To increase the throughput of the back end, multiple instances of SIA can be started on different machines, where each instance would process requests in a round robin fashion.
To illustrate the extensibility of our approach, we integrated named entity recognition (NER) components for six different entity types into SIA: mutation names are extracted using SETH . For micro-RNA mentions we implement a set of regular expressions , which follow the recommendations for micro-RNA nomenclature . Disease names are recognized using a dictionary lookup , generated from UMLS disease terms , and by using the DNorm tagger . Chemical name mentions are detected with ChemSpot , Organisms using Linnaues  and Gene mentions using Banner .
Listing 3 shows the general interface contract SIA is expecting for each annotator. Each annotator receives an input text and is simply expected to return a set of found annotations.
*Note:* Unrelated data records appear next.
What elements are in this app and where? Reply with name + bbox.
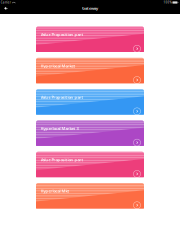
button[interactable]: Hyperlocal Market 3	[36, 120, 144, 147]
staticText: Hyperlocal Mkt	[40, 188, 70, 194]
staticText: 100%	[164, 1, 172, 4]
staticText: Carrier	[1, 1, 11, 4]
staticText: Value Proposition part	[40, 32, 84, 37]
button[interactable]: Value Proposition part	[36, 152, 144, 178]
staticText: Gateway	[82, 6, 98, 11]
button[interactable]: Back	[0, 5, 12, 11]
button[interactable]: Hyperlocal Market	[36, 58, 144, 84]
button[interactable]: Value Proposition part	[36, 89, 144, 116]
staticText: Value Proposition part	[40, 157, 84, 162]
staticText: Hyperlocal Market 3	[40, 126, 78, 131]
button[interactable]: Value Proposition part	[36, 26, 144, 53]
staticText: Hyperlocal Market	[40, 63, 76, 68]
staticText: Value Proposition part	[40, 94, 84, 100]
button[interactable]: Hyperlocal Mkt	[36, 183, 144, 210]
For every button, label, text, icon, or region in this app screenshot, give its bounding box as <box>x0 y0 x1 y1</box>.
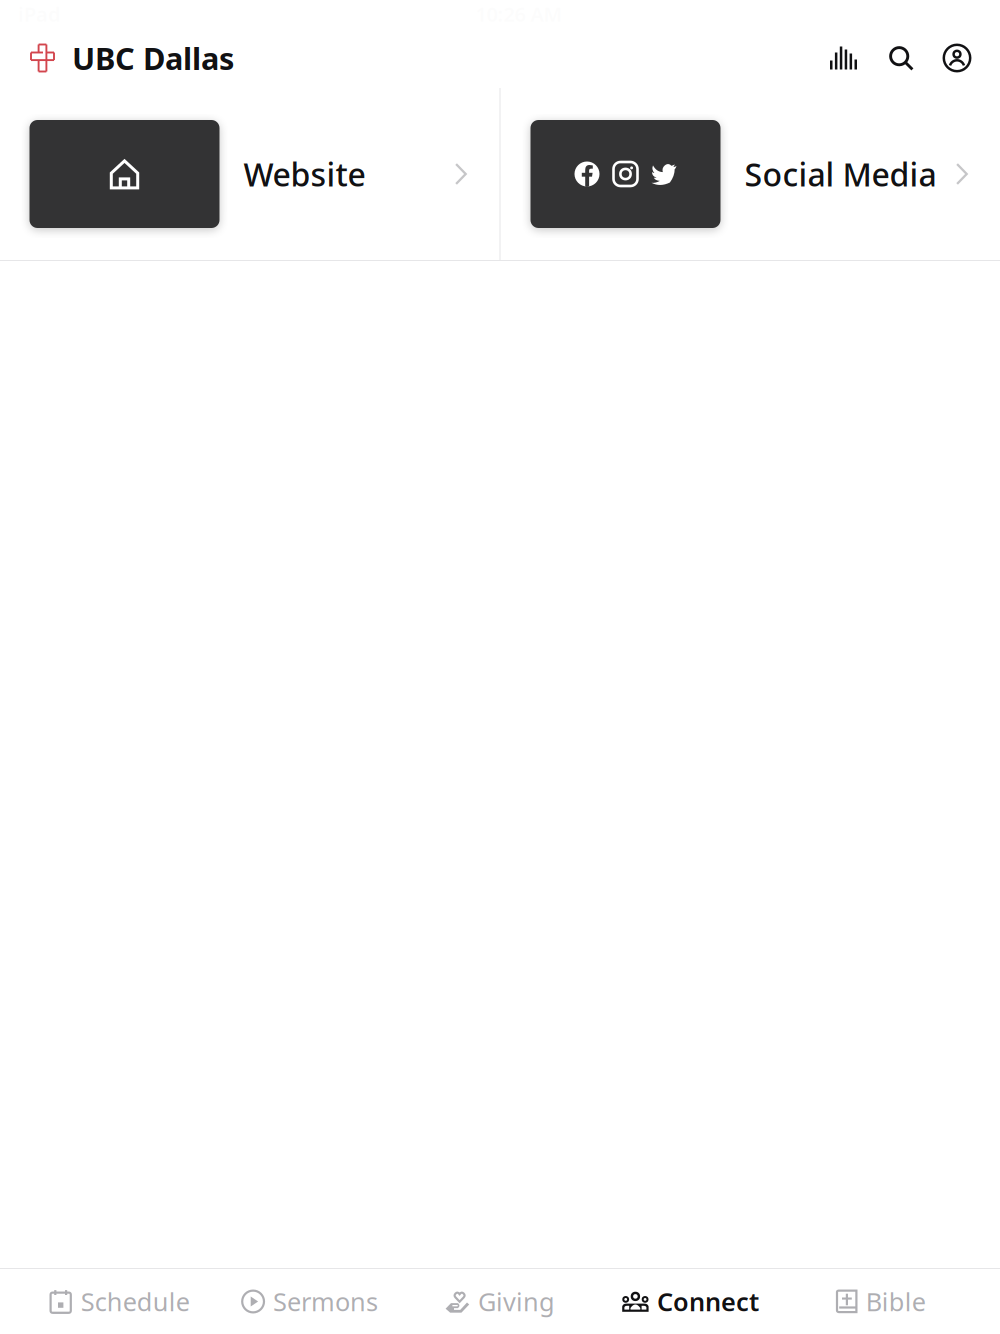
button[interactable]: Audio <box>830 46 857 70</box>
staticText: Connect <box>657 1285 759 1318</box>
button[interactable]: Website <box>0 88 500 260</box>
button[interactable]: Connect <box>595 1269 786 1334</box>
staticText: Bible <box>866 1285 926 1318</box>
button[interactable]: Account <box>915 43 972 73</box>
button[interactable]: Schedule <box>24 1269 214 1334</box>
button[interactable]: Search <box>857 44 915 72</box>
staticText: Social Media <box>744 153 936 195</box>
staticText: Website <box>244 153 366 195</box>
staticText: Schedule <box>81 1285 190 1318</box>
staticText: UBC Dallas <box>72 38 234 78</box>
staticText: Sermons <box>273 1285 378 1318</box>
button[interactable]: Giving <box>405 1269 595 1334</box>
button[interactable]: Social Media <box>500 88 1000 260</box>
button[interactable]: Bible <box>786 1269 976 1334</box>
staticText: Giving <box>478 1285 555 1318</box>
button[interactable]: Sermons <box>214 1269 405 1334</box>
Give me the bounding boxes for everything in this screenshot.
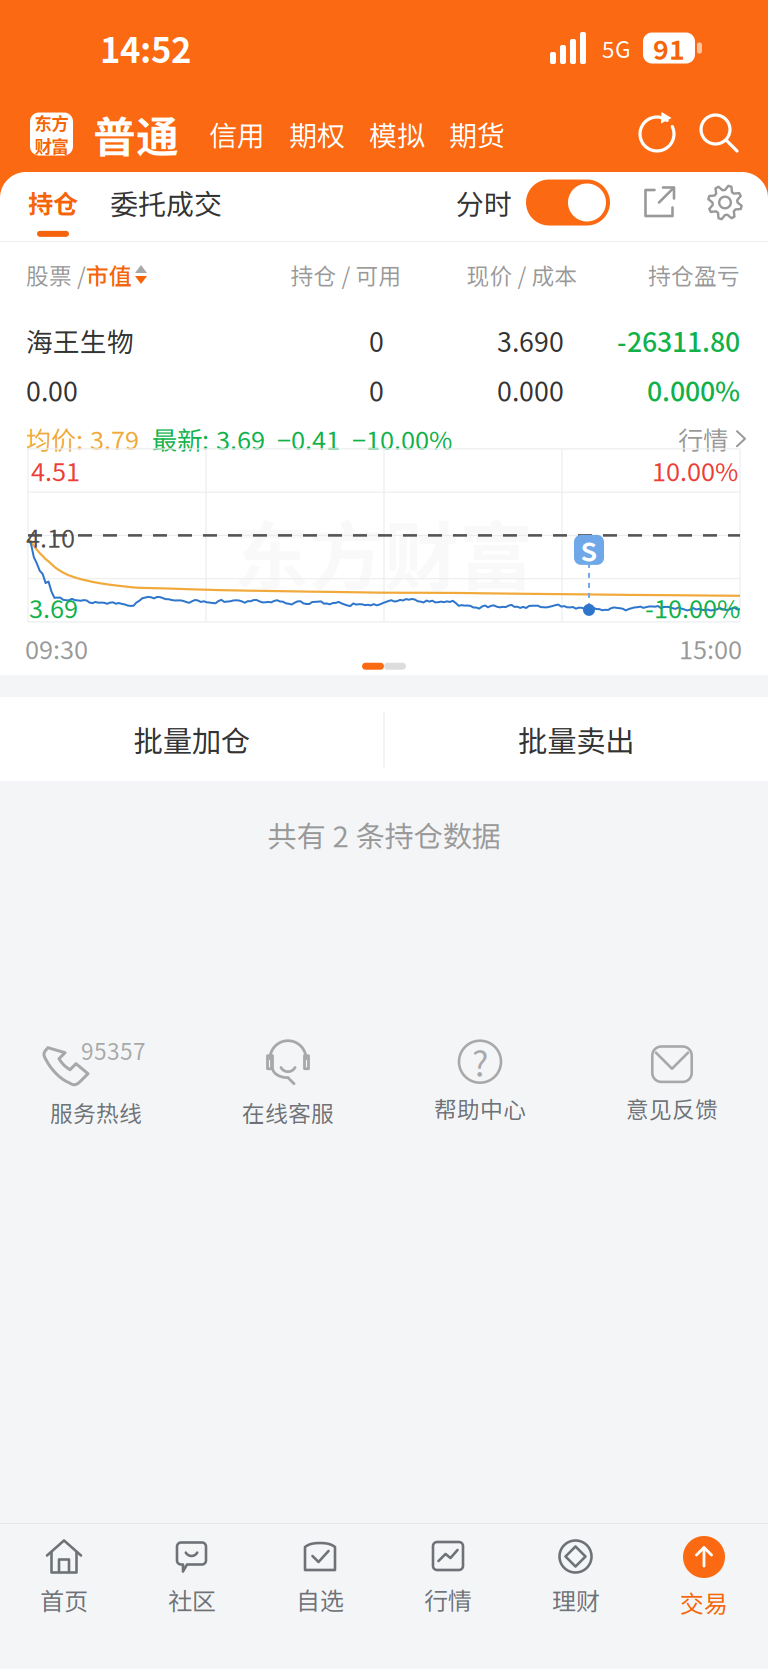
staticText: 持仓盈亏 <box>648 258 740 291</box>
button[interactable]: 期货 <box>449 114 505 154</box>
staticText: 理财 <box>552 1582 600 1617</box>
button[interactable]: 批量加仓 <box>0 697 384 781</box>
staticText: 批量加仓 <box>134 718 250 760</box>
staticText: 持仓 <box>28 184 78 221</box>
staticText: 期权 <box>289 114 345 154</box>
button[interactable]: 95357 <box>0 1034 192 1128</box>
staticText: 批量卖出 <box>518 718 634 760</box>
staticText: 分时 <box>456 182 512 223</box>
button[interactable]: 分时开关 <box>526 180 610 226</box>
button[interactable]: 行情 <box>678 420 746 457</box>
staticText: 行情 <box>424 1582 472 1617</box>
staticText: 91 <box>653 29 685 67</box>
button[interactable]: ? <box>384 1038 576 1124</box>
staticText: 普通 <box>93 103 179 165</box>
staticText: 市值 <box>86 258 132 291</box>
staticText: 东方财富 <box>234 497 534 605</box>
staticText: 自选 <box>296 1582 344 1617</box>
button[interactable]: 交易 <box>640 1536 768 1620</box>
staticText: 09:30 <box>25 630 88 667</box>
button[interactable]: 在线客服 <box>192 1034 384 1128</box>
staticText: 3.69 <box>216 420 265 457</box>
staticText: 模拟 <box>369 114 425 154</box>
button[interactable]: 分享 <box>642 184 678 222</box>
staticText: 15:00 <box>679 630 742 667</box>
button[interactable]: 期权 <box>289 114 345 154</box>
staticText: 均价: <box>26 420 83 457</box>
staticText: 0 <box>369 321 384 360</box>
staticText: 财富 <box>34 133 68 158</box>
staticText: 委托成交 <box>110 182 222 223</box>
button[interactable]: 设置 <box>706 184 744 222</box>
staticText: 在线客服 <box>242 1096 334 1128</box>
staticText: −10.00% <box>352 420 452 457</box>
button[interactable]: 刷新 <box>636 112 680 156</box>
staticText: 首页 <box>40 1582 88 1617</box>
staticText: 持仓 / 可用 <box>290 258 402 291</box>
staticText: 95357 <box>81 1034 146 1066</box>
button[interactable]: 搜索 <box>698 112 742 156</box>
staticText: 服务热线 <box>50 1096 142 1128</box>
staticText: 股票 / <box>26 258 86 291</box>
button[interactable]: 委托成交 <box>110 182 222 239</box>
staticText: 4.51 <box>31 452 80 489</box>
staticText: 4.10 <box>26 518 75 555</box>
staticText: 信用 <box>209 114 265 154</box>
staticText: 0.000% <box>647 371 740 409</box>
staticText: 期货 <box>449 114 505 154</box>
staticText: 海王生物 <box>26 321 134 360</box>
staticText: ? <box>472 1037 488 1087</box>
button[interactable]: 持仓 <box>28 184 78 237</box>
staticText: 现价 / 成本 <box>466 258 578 291</box>
button[interactable]: 模拟 <box>369 114 425 154</box>
button[interactable]: 社区 <box>128 1538 256 1617</box>
staticText: 10.00% <box>652 452 738 489</box>
staticText: 行情 <box>678 420 728 457</box>
button[interactable]: 理财 <box>512 1538 640 1617</box>
staticText: 5G <box>602 32 631 64</box>
staticText: 共有 2 条持仓数据 <box>268 813 500 856</box>
button[interactable]: 自选 <box>256 1539 384 1617</box>
staticText: −0.41 <box>277 420 340 457</box>
staticText: -10.00% <box>645 589 740 626</box>
staticText: 0 <box>369 371 384 409</box>
staticText: 3.690 <box>497 321 564 360</box>
staticText: 交易 <box>680 1585 728 1620</box>
button[interactable]: 意见反馈 <box>576 1038 768 1124</box>
staticText: S <box>580 531 598 569</box>
staticText: 最新: <box>152 420 209 457</box>
staticText: 帮助中心 <box>434 1092 526 1124</box>
button[interactable]: 批量卖出 <box>384 697 768 781</box>
staticText: 社区 <box>168 1582 216 1617</box>
button[interactable]: 信用 <box>209 114 265 154</box>
staticText: 东方 <box>34 110 68 135</box>
staticText: -26311.80 <box>617 321 740 360</box>
staticText: 0.000 <box>497 371 564 409</box>
button[interactable]: 首页 <box>0 1538 128 1617</box>
staticText: 意见反馈 <box>626 1092 718 1124</box>
staticText: 0.00 <box>26 371 78 409</box>
staticText: 14:52 <box>100 23 191 73</box>
button[interactable]: 普通 <box>93 103 179 165</box>
button[interactable]: 股票 / <box>26 258 147 291</box>
staticText: 3.69 <box>29 589 78 626</box>
button[interactable]: 行情 <box>384 1539 512 1617</box>
staticText: 3.79 <box>90 420 139 457</box>
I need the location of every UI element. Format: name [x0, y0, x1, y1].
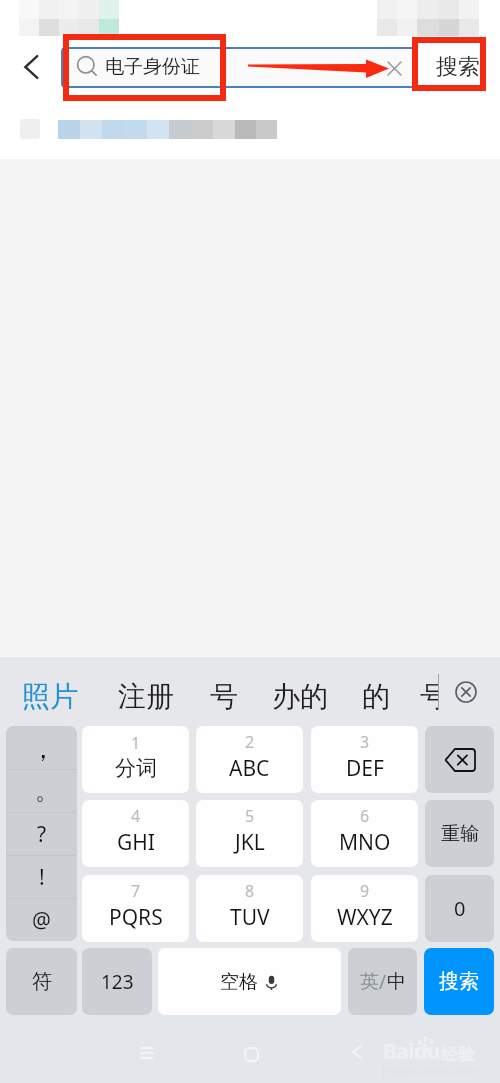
- staticText: ABC: [229, 754, 270, 783]
- staticText: ?: [37, 820, 47, 849]
- staticText: 号: [210, 679, 238, 714]
- staticText: WXYZ: [337, 903, 393, 932]
- staticText: 搜索: [439, 969, 479, 994]
- staticText: 3: [360, 731, 370, 753]
- button[interactable]: 。: [6, 770, 77, 812]
- staticText: 8: [245, 880, 255, 902]
- button[interactable]: 办的: [262, 679, 340, 726]
- button[interactable]: 0: [425, 875, 494, 942]
- button[interactable]: Clear: [382, 56, 406, 80]
- staticText: 6: [360, 805, 370, 827]
- staticText: 0: [454, 895, 466, 922]
- staticText: 2: [245, 731, 255, 753]
- staticText: 9: [360, 880, 370, 902]
- staticText: 经验: [441, 1044, 475, 1065]
- staticText: 英: [360, 970, 379, 994]
- button[interactable]: 符: [6, 948, 77, 1015]
- button[interactable]: 1: [82, 726, 189, 793]
- staticText: Baidu: [383, 1037, 440, 1066]
- button[interactable]: 7: [82, 875, 189, 942]
- button[interactable]: 3: [311, 726, 418, 793]
- button[interactable]: 123: [82, 948, 152, 1015]
- staticText: 123: [101, 969, 134, 995]
- button[interactable]: Delete: [425, 726, 494, 793]
- staticText: 的: [362, 679, 390, 714]
- button[interactable]: 电子身份证: [61, 47, 418, 88]
- button[interactable]: 8: [196, 875, 303, 942]
- button[interactable]: ，: [6, 726, 77, 769]
- button[interactable]: 2: [196, 726, 303, 793]
- staticText: JKL: [235, 828, 265, 857]
- staticText: 搜索: [436, 53, 480, 81]
- staticText: MNO: [339, 828, 391, 857]
- staticText: 1: [131, 732, 141, 754]
- button[interactable]: 照片: [12, 679, 90, 726]
- button[interactable]: 的: [352, 679, 401, 726]
- staticText: GHI: [117, 828, 155, 857]
- staticText: 重输: [441, 822, 479, 846]
- button[interactable]: 5: [196, 800, 303, 867]
- staticText: TUV: [230, 903, 270, 932]
- button[interactable]: ?: [6, 813, 77, 855]
- staticText: 号: [420, 679, 438, 714]
- button[interactable]: 搜索: [424, 948, 494, 1015]
- staticText: ，: [30, 733, 56, 766]
- button[interactable]: 6: [311, 800, 418, 867]
- staticText: 。: [35, 776, 59, 806]
- staticText: 符: [32, 969, 52, 994]
- staticText: 办的: [272, 679, 328, 714]
- button[interactable]: Back: [6, 43, 54, 91]
- button[interactable]: !: [6, 856, 77, 898]
- staticText: 注册: [118, 679, 174, 714]
- button[interactable]: 注册: [108, 679, 186, 726]
- staticText: 5: [245, 805, 255, 827]
- staticText: 7: [131, 880, 141, 902]
- button[interactable]: 搜索: [419, 40, 485, 88]
- button[interactable]: Hide keyboard: [448, 674, 484, 710]
- button[interactable]: @: [6, 899, 77, 941]
- button[interactable]: 号: [410, 679, 438, 726]
- button[interactable]: 重输: [425, 800, 494, 867]
- staticText: DEF: [346, 754, 384, 783]
- staticText: /: [379, 969, 387, 995]
- button[interactable]: 英: [348, 948, 417, 1015]
- staticText: @: [32, 906, 51, 935]
- staticText: 电子身份证: [105, 55, 200, 79]
- button[interactable]: 9: [311, 875, 418, 942]
- staticText: 4: [131, 805, 141, 827]
- button[interactable]: 4: [82, 800, 189, 867]
- staticText: 空格: [220, 970, 258, 994]
- staticText: 照片: [22, 679, 78, 714]
- staticText: 中: [387, 970, 406, 994]
- button[interactable]: 空格: [158, 948, 341, 1015]
- staticText: PQRS: [109, 903, 163, 932]
- button[interactable]: 号: [200, 679, 249, 726]
- staticText: 分词: [115, 755, 157, 781]
- staticText: !: [39, 863, 45, 892]
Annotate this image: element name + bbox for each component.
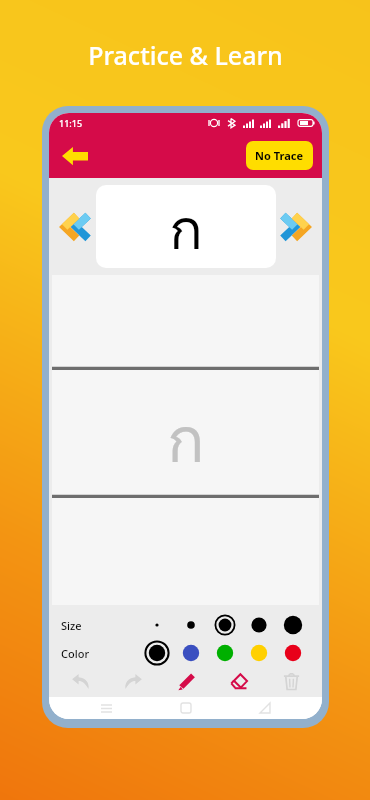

Thus integrating any of the aforementioned annotators, as well as new ones, is as simple as implementing this interface and registering a new queue mapping.
Annotation handlers can be hosted inside of SIA, within the same process, or externally, in a separate process. External hosting allows to integrate annotation tools across programming languages, operating systems and servers. This is especially useful since most annotators have conflicting dependencies that are either very hard or impossible to resolve. For example, ChemSpot and DNorm use different versions of the Banner tagger which make them candidates for external hosting. Multiple servers can also be used to increase the available resources for SIA, e.g., when hosting all annotators on the same machine exceeds the amount of available memory.
SIA contains corpus adapters for PubMed, PMC, and the BeCalm patent- and abstract servers, which communicate to external network services. These components are represented as transformers, which process document ids and return retrieved source texts. They are implemented following the interface definition shown in Listing 4 . If an adapter supports bulk fetching of multiple documents, we feed a configurable number of ids in one invocation.
As retrieving the full text translates into calling a potentially unreliable remote service over the network, retry on failure is used in case of recoverable errors. This is backed up by the observation that the most commonly observed error was a temporarily unavailable service endpoint. To spread retries, we use exponential backoff on continuous failures with an exponentially increasing time interval, capped at a maximum (initial wait 1s, multiplier 2, max wait 60s). If a corpus adapter fails to produce a result after retries are exhausted, we mark that document as unavailable and treat it as one without any text. This allows a trade-off between never advancing the processing, as a document could be part of a set of documents to be annotated, and giving up too early in case of transient errors.
The result handler processes the aggregated annotation results from the back end, by consuming from a dedicated output queue. We implemented a REST component according to the TIPS task specification, which posts these annotations back to a dedicated endpoint. Additional handlers, such as statistics gatherer or result archiver, can easily be added.